Der frühere FSB-Chef und heutige Abgeordnete Nikolai Kowalew sagte nach den Festnahmen am Samstag, bei den Festgenommenen handele es sich womöglich um Auftragsmörder. Entscheidend sei, die Hintermänner des Verbrechens ausfindig zu machen. Der Kreml hatte die Tat als eine gegen die Regierung gerichtete "Provokation" bezeichnet. Das Ermittlungskomitee nannte den Mord einen "Versuch zur Destabilisierung der politischen Lage im Land".

Die Ermittler untersuchen unter anderem einen islamistischen oder nationalistischen Tathintergrund. Auch Nemzows scharfe Kritik an Russlands Ukraine-Politik nannten sie als ein mögliches Mordmotiv. Der Kreml-Kritiker Alexej Nawalny beschuldigte hingegen die Staatsführung, den Mord in Auftrag gegeben zu haben.
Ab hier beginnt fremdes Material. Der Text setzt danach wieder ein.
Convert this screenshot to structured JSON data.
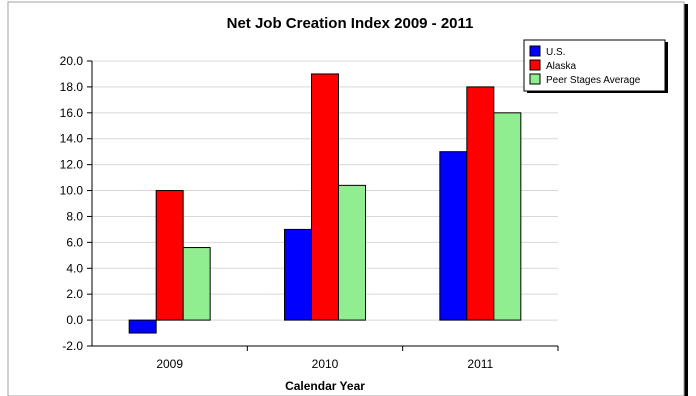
{
  "chart_data": {
    "type": "bar",
    "title": "Net Job Creation Index  2009 - 2011",
    "xlabel": "Calendar Year",
    "ylabel": "",
    "categories": [
      "2009",
      "2010",
      "2011"
    ],
    "series": [
      {
        "name": "U.S.",
        "color": "#0000ff",
        "values": [
          -1,
          7,
          13
        ]
      },
      {
        "name": "Alaska",
        "color": "#ff0000",
        "values": [
          10,
          19,
          18
        ]
      },
      {
        "name": "Peer Stages Average",
        "color": "#90ee90",
        "values": [
          5.6,
          10.4,
          16
        ]
      }
    ],
    "ylim": [
      -2,
      20
    ],
    "yticks": [
      "-2.0",
      "0.0",
      "2.0",
      "4.0",
      "6.0",
      "8.0",
      "10.0",
      "12.0",
      "14.0",
      "16.0",
      "18.0",
      "20.0"
    ],
    "grid": true,
    "legend": "top-right"
  }
}
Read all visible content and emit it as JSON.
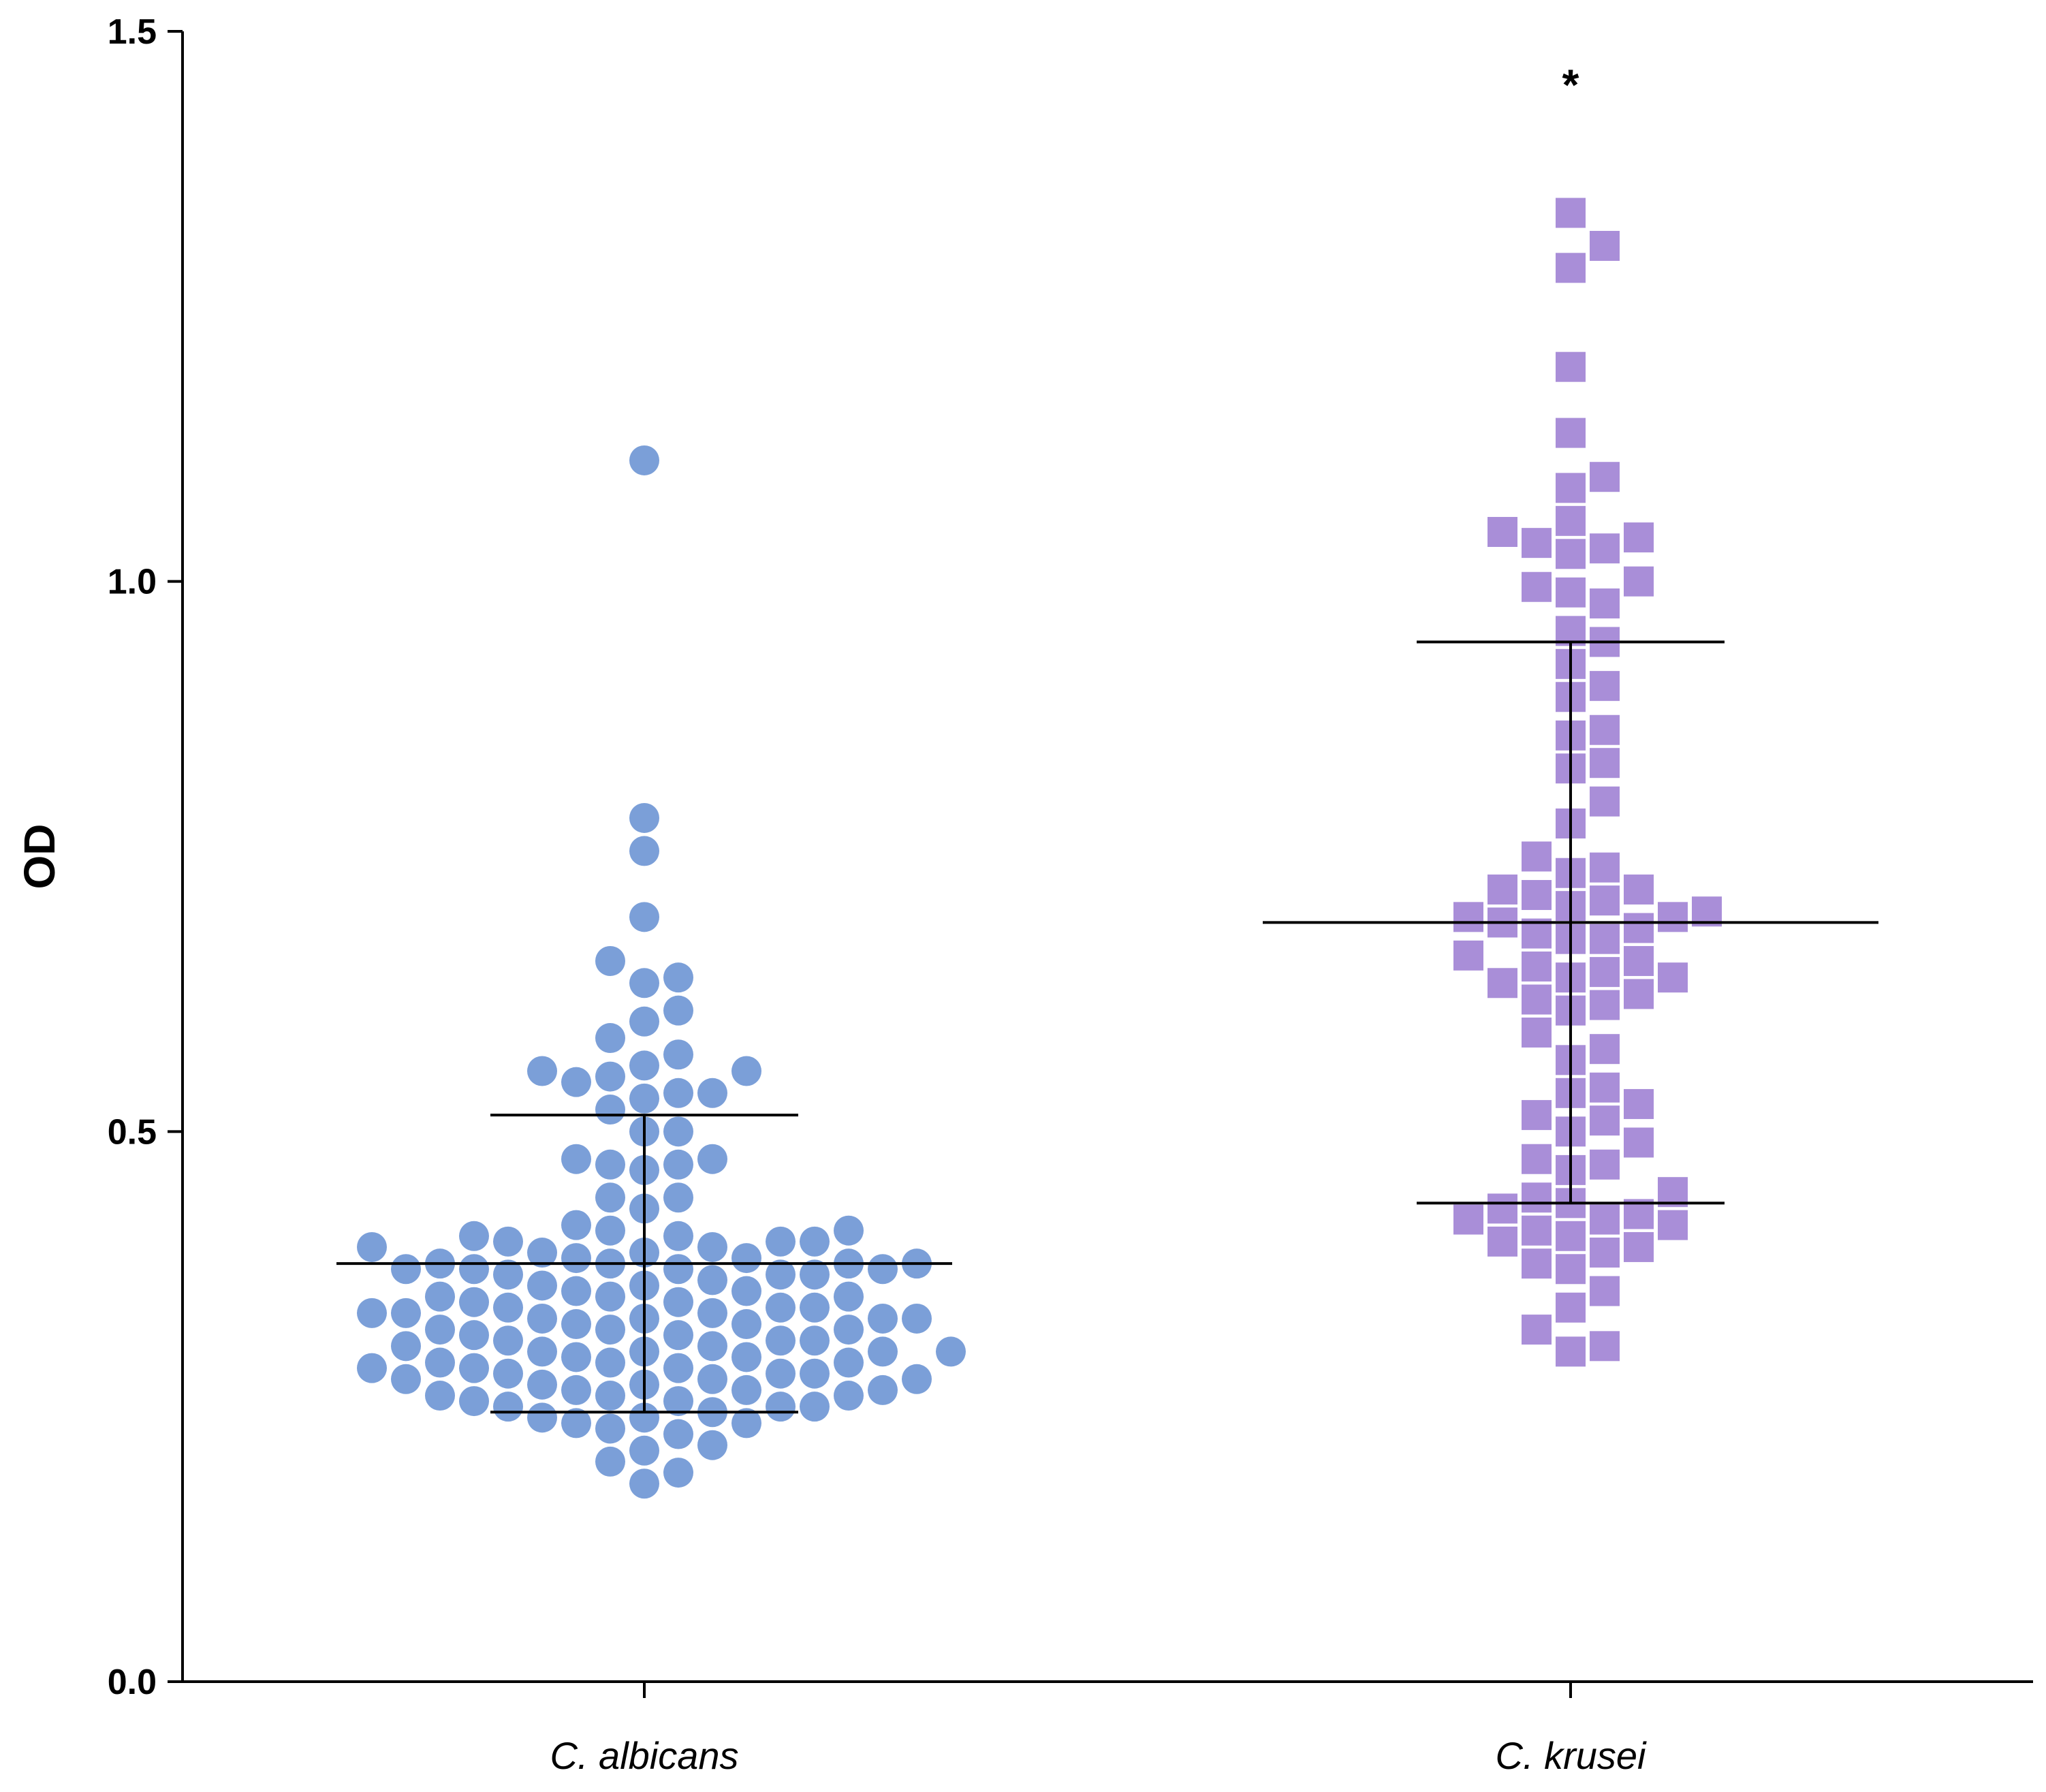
{
  "chart_data": {
    "type": "scatter",
    "subtype": "dot-plot",
    "title": "",
    "xlabel": "",
    "ylabel": "OD",
    "ylim": [
      0,
      1.5
    ],
    "yticks": [
      "0.0",
      "0.5",
      "1.0",
      "1.5"
    ],
    "grid": false,
    "categories": [
      "C. albicans",
      "C. krusei"
    ],
    "series": [
      {
        "name": "C. albicans",
        "marker": "circle",
        "color": "#7b9fd8",
        "mean": 0.38,
        "sd_low": 0.245,
        "sd_high": 0.515,
        "values": [
          1.11,
          0.785,
          0.755,
          0.695,
          0.655,
          0.64,
          0.635,
          0.61,
          0.6,
          0.585,
          0.57,
          0.56,
          0.555,
          0.555,
          0.55,
          0.545,
          0.535,
          0.535,
          0.53,
          0.52,
          0.5,
          0.5,
          0.475,
          0.475,
          0.47,
          0.47,
          0.465,
          0.44,
          0.44,
          0.43,
          0.415,
          0.41,
          0.41,
          0.405,
          0.405,
          0.4,
          0.4,
          0.4,
          0.395,
          0.395,
          0.39,
          0.39,
          0.385,
          0.385,
          0.38,
          0.38,
          0.38,
          0.38,
          0.375,
          0.375,
          0.375,
          0.375,
          0.37,
          0.37,
          0.37,
          0.365,
          0.36,
          0.36,
          0.355,
          0.355,
          0.35,
          0.35,
          0.35,
          0.345,
          0.345,
          0.34,
          0.34,
          0.34,
          0.335,
          0.335,
          0.335,
          0.33,
          0.33,
          0.33,
          0.33,
          0.325,
          0.325,
          0.32,
          0.32,
          0.32,
          0.315,
          0.315,
          0.31,
          0.31,
          0.31,
          0.305,
          0.305,
          0.3,
          0.3,
          0.3,
          0.3,
          0.295,
          0.295,
          0.29,
          0.29,
          0.29,
          0.285,
          0.285,
          0.285,
          0.28,
          0.28,
          0.28,
          0.275,
          0.275,
          0.275,
          0.27,
          0.27,
          0.265,
          0.265,
          0.265,
          0.26,
          0.26,
          0.26,
          0.255,
          0.255,
          0.25,
          0.25,
          0.25,
          0.245,
          0.24,
          0.24,
          0.235,
          0.235,
          0.23,
          0.225,
          0.215,
          0.21,
          0.2,
          0.19,
          0.18
        ]
      },
      {
        "name": "C. krusei",
        "marker": "square",
        "color": "#a98ed8",
        "mean": 0.69,
        "sd_low": 0.435,
        "sd_high": 0.945,
        "values": [
          1.335,
          1.305,
          1.285,
          1.195,
          1.135,
          1.095,
          1.085,
          1.055,
          1.045,
          1.04,
          1.035,
          1.03,
          1.025,
          1.0,
          0.995,
          0.99,
          0.98,
          0.955,
          0.945,
          0.925,
          0.905,
          0.895,
          0.865,
          0.86,
          0.835,
          0.83,
          0.8,
          0.78,
          0.75,
          0.74,
          0.735,
          0.72,
          0.72,
          0.715,
          0.71,
          0.705,
          0.7,
          0.695,
          0.695,
          0.69,
          0.685,
          0.68,
          0.675,
          0.675,
          0.66,
          0.655,
          0.65,
          0.645,
          0.64,
          0.64,
          0.635,
          0.625,
          0.62,
          0.615,
          0.61,
          0.59,
          0.575,
          0.565,
          0.54,
          0.535,
          0.525,
          0.515,
          0.51,
          0.5,
          0.49,
          0.475,
          0.47,
          0.465,
          0.445,
          0.44,
          0.435,
          0.43,
          0.425,
          0.42,
          0.42,
          0.415,
          0.41,
          0.405,
          0.4,
          0.395,
          0.39,
          0.38,
          0.375,
          0.355,
          0.34,
          0.32,
          0.305,
          0.3
        ]
      }
    ],
    "annotations": [
      {
        "text": "*",
        "category": "C. krusei",
        "y": 1.46
      }
    ]
  }
}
Andere Oppositionelle sehen die Regierung zumindest mitverantwortlich für die Tat.

Auch Nemzows Tochter Schanna vermutet den Kreml hinter dem Verbrechen. "Ich bin mir sicher, es war ein politisch motivierter Mord", sagte die 30-Jährige der "Bild am Sonntag". Sie sei überzeugt, dass das Attentat "mit voller Unterstützung der Machthaber begangen wurde. Dass die Täter sicher waren, dass sie nicht bestraft werden". An eine Aufklärung des Verbrechens glaubt Nemzows älteste Tochter nicht: "Irgendjemand wird bestraft werden, aber nicht der wirklich Schuldige."

Der Mord an Nemzow reiht sich ein in eine Vielzahl ähnlicher Verbrechen, denen in den vergangenen Jahren Oppositionelle wie die Menschenrechtsaktivistin Natalja Estemirowa oder die Journalistin Anna Politkowskaja zum Opfer fielen.